O desenvolvimento de uma abordagem NGS ultrarrápida baseada em amplicon como teste reflexo para avaliação de alterações moleculares no diagnóstico de qualquer estágio NS-NSLC é uma opção ideal para a detecção de todos os biomarcadores emergentes e recomendados pelas diretrizes em NS-NS 5,22,23. Enquanto os métodos sequenciais (IHC, PCR, FISH) se concentram apenas em genes específicos e podem resultar em exaustão do material tecidual, esse fluxo de trabalho NGS permite uma avaliação específica e sensível do status de 50 genes, incluindo mutações, fusões e amplificações, mesmo com uma baixa quantidade de ácido nucleico (mínimo de 13 ng para cada sequenciamento de DNA e RNA de acordo com este estudo).

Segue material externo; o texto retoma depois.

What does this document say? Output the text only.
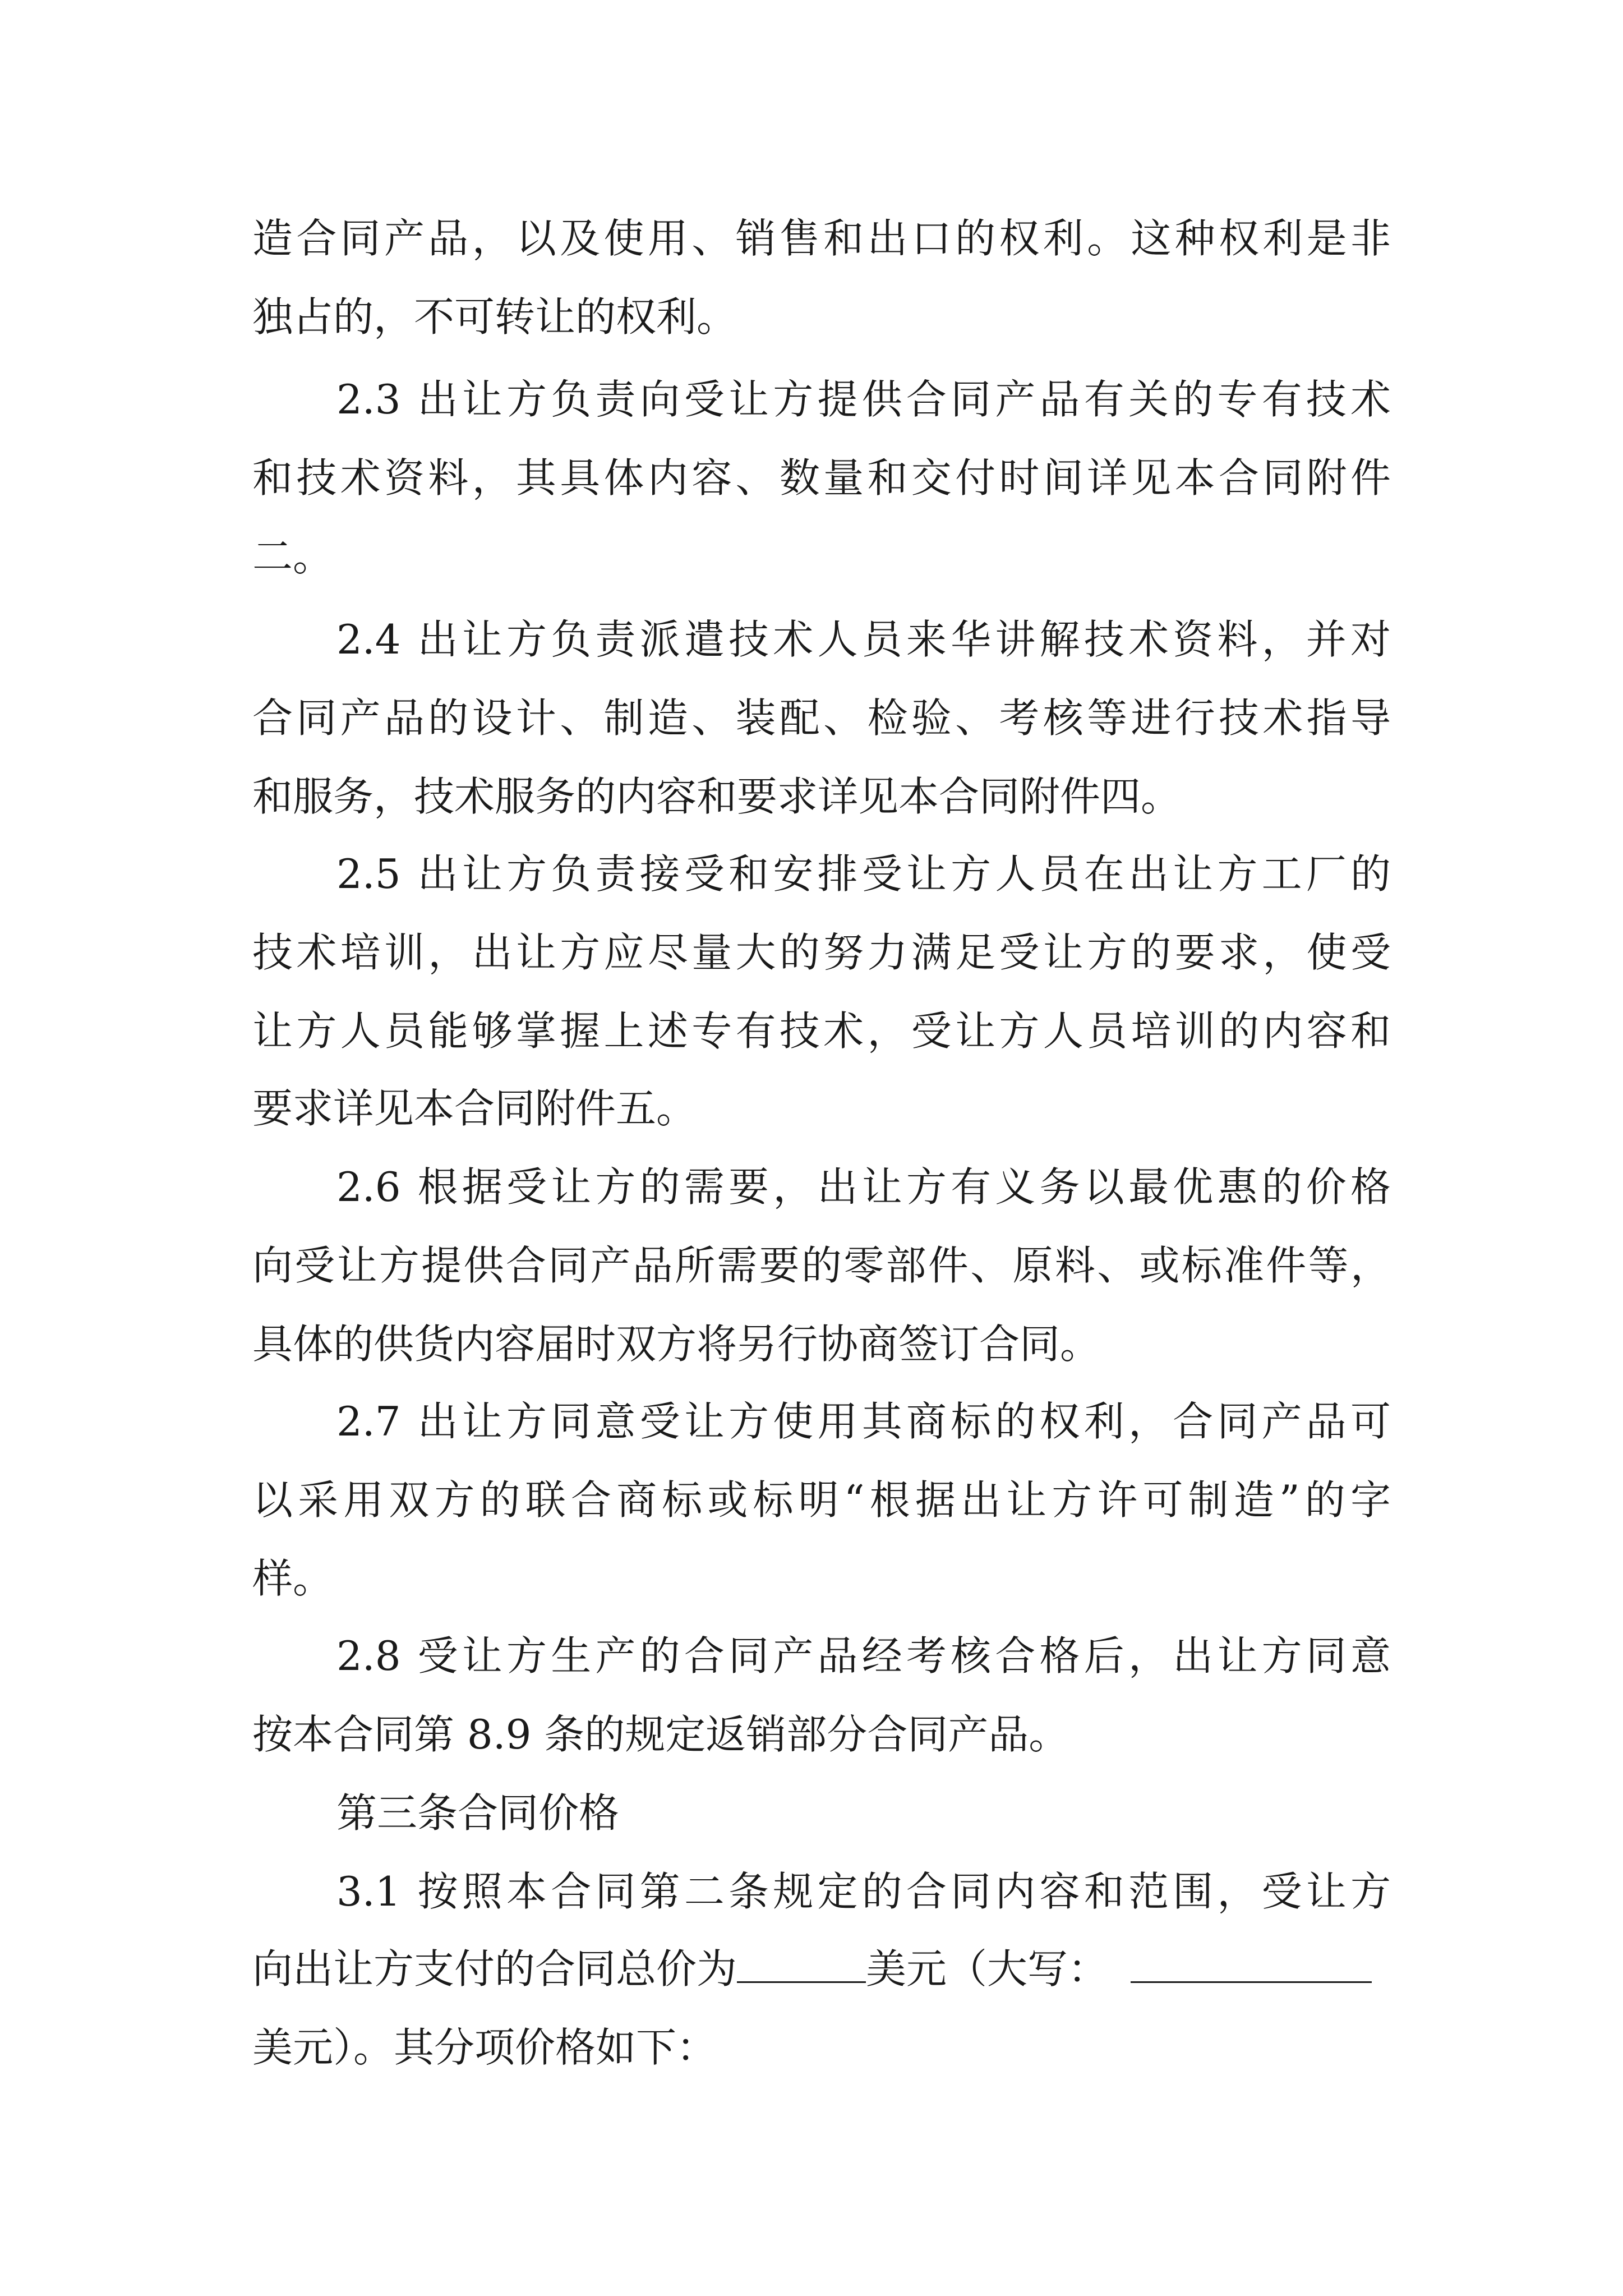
造合同产品，以及使用、销售和出口的权利。这种权利是非
独占的，不可转让的权利。
2.3 出让方负责向受让方提供合同产品有关的专有技术
和技术资料，其具体内容、数量和交付时间详见本合同附件
二。
2.4 出让方负责派遣技术人员来华讲解技术资料，并对
合同产品的设计、制造、装配、检验、考核等进行技术指导
和服务，技术服务的内容和要求详见本合同附件四。
2.5 出让方负责接受和安排受让方人员在出让方工厂的
技术培训，出让方应尽量大的努力满足受让方的要求，使受
让方人员能够掌握上述专有技术，受让方人员培训的内容和
要求详见本合同附件五。
2.6 根据受让方的需要，出让方有义务以最优惠的价格
向受让方提供合同产品所需要的零部件、原料、或标准件等，
具体的供货内容届时双方将另行协商签订合同。
2.7 出让方同意受让方使用其商标的权利，合同产品可
以采用双方的联合商标或标明“根据出让方许可制造”的字
样。
2.8 受让方生产的合同产品经考核合格后，出让方同意
按本合同第 8.9 条的规定返销部分合同产品。
第三条合同价格
3.1 按照本合同第二条规定的合同内容和范围，受让方
向出让方支付的合同总价为	美元（大写：
美元）。其分项价格如下：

Além disso, esse método fornece resultados rápidos e relevantes para o manejo de pacientes com CPNPC-NS. Em comparação com uma abordagem sob medida, a ausência de uma seleção inicial de casos a serem analisados, dependendo do estágio do tumor, e sem esperar a solicitação do médico permite economizar um tempo precioso. Nessa linha, tem sido demonstrado que o teste de SNG de CPNPC avançado afeta diretamente a sobrevida global do paciente24,25. Além disso, esses resultados moleculares são frequentemente obtidos simultaneamente a partir dos resultados de IHQ, especialmente para a avaliação da porcentagem de células tumorais PD-L1positivas26. O médico pode obter o "perfil molecular" do tumor com todos os biomarcadores necessários para a melhor escolha terapêutica do tratamento de primeira linha27. Em situações específicas, o médico pode inscrever os pacientes em um ensaio clínico de acordo com os resultados genômicos 28,29,30,31.

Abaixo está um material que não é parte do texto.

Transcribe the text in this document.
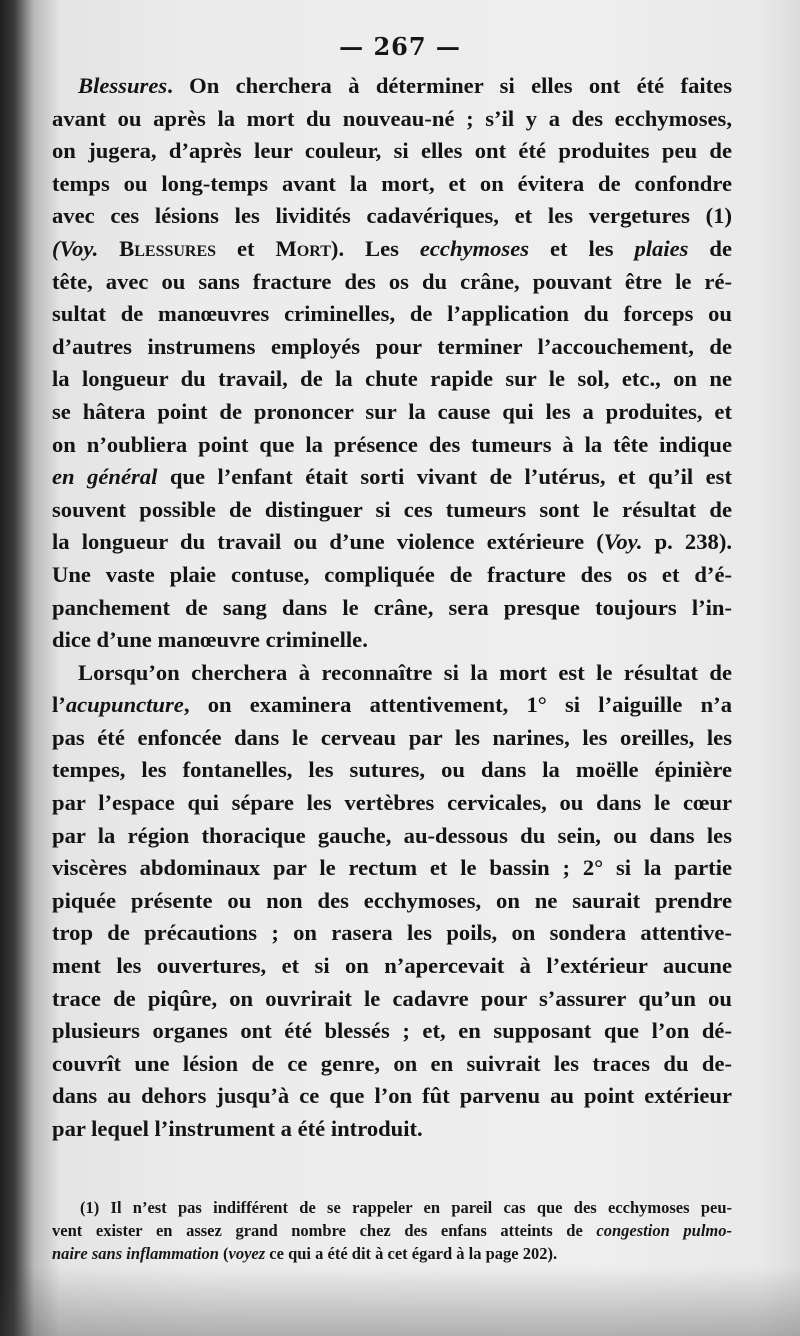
— 267 —
Blessures. On cherchera à déterminer si elles ont été faites
avant ou après la mort du nouveau-né ; s’il y a des ecchymoses,
on jugera, d’après leur couleur, si elles ont été produites peu de
temps ou long-temps avant la mort, et on évitera de confondre
avec ces lésions les lividités cadavériques, et les vergetures (1)
(Voy. Blessures et Mort). Les ecchymoses et les plaies de
tête, avec ou sans fracture des os du crâne, pouvant être le ré-
sultat de manœuvres criminelles, de l’application du forceps ou
d’autres instrumens employés pour terminer l’accouchement, de
la longueur du travail, de la chute rapide sur le sol, etc., on ne
se hâtera point de prononcer sur la cause qui les a produites, et
on n’oubliera point que la présence des tumeurs à la tête indique
en général que l’enfant était sorti vivant de l’utérus, et qu’il est
souvent possible de distinguer si ces tumeurs sont le résultat de
la longueur du travail ou d’une violence extérieure (Voy. p. 238).
Une vaste plaie contuse, compliquée de fracture des os et d’é-
panchement de sang dans le crâne, sera presque toujours l’in-
dice d’une manœuvre criminelle.
Lorsqu’on cherchera à reconnaître si la mort est le résultat de
l’acupuncture, on examinera attentivement, 1° si l’aiguille n’a
pas été enfoncée dans le cerveau par les narines, les oreilles, les
tempes, les fontanelles, les sutures, ou dans la moëlle épinière
par l’espace qui sépare les vertèbres cervicales, ou dans le cœur
par la région thoracique gauche, au-dessous du sein, ou dans les
viscères abdominaux par le rectum et le bassin ; 2° si la partie
piquée présente ou non des ecchymoses, on ne saurait prendre
trop de précautions ; on rasera les poils, on sondera attentive-
ment les ouvertures, et si on n’apercevait à l’extérieur aucune
trace de piqûre, on ouvrirait le cadavre pour s’assurer qu’un ou
plusieurs organes ont été blessés ; et, en supposant que l’on dé-
couvrît une lésion de ce genre, on en suivrait les traces du de-
dans au dehors jusqu’à ce que l’on fût parvenu au point extérieur
par lequel l’instrument a été introduit.
(1) Il n’est pas indifférent de se rappeler en pareil cas que des ecchymoses peu-
vent exister en assez grand nombre chez des enfans atteints de congestion pulmo-
naire sans inflammation (voyez ce qui a été dit à cet égard à la page 202).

Tanto a análise de DNA quanto de RNA com o painel pode ser realizada em 2-14 pacientes por corrida, excluindo-se os controles (1 controle positivo e 1 negativo). É possível fazer três corridas por semana, o que significa que 42 pacientes podem se beneficiar de um perfil de NGS ultrarrápido de seu tumor. O sistema purificador, que realiza a extração e quantificação totalmente automatizada de DNA e RNA antes da preparação da biblioteca, permite uma rápida avaliação da viabilidade das análises de sequenciamento.

A capacidade de quantificar o DNA e o RNA extraídos antes da preparação da biblioteca e a opção de trabalhar com pequenas quantidades de ácido nucleico (a partir de um mínimo de 10 ng de DNA ou RNA, de acordo com as especificações) permite uma rápida avaliação da viabilidade da análise de sequenciamento.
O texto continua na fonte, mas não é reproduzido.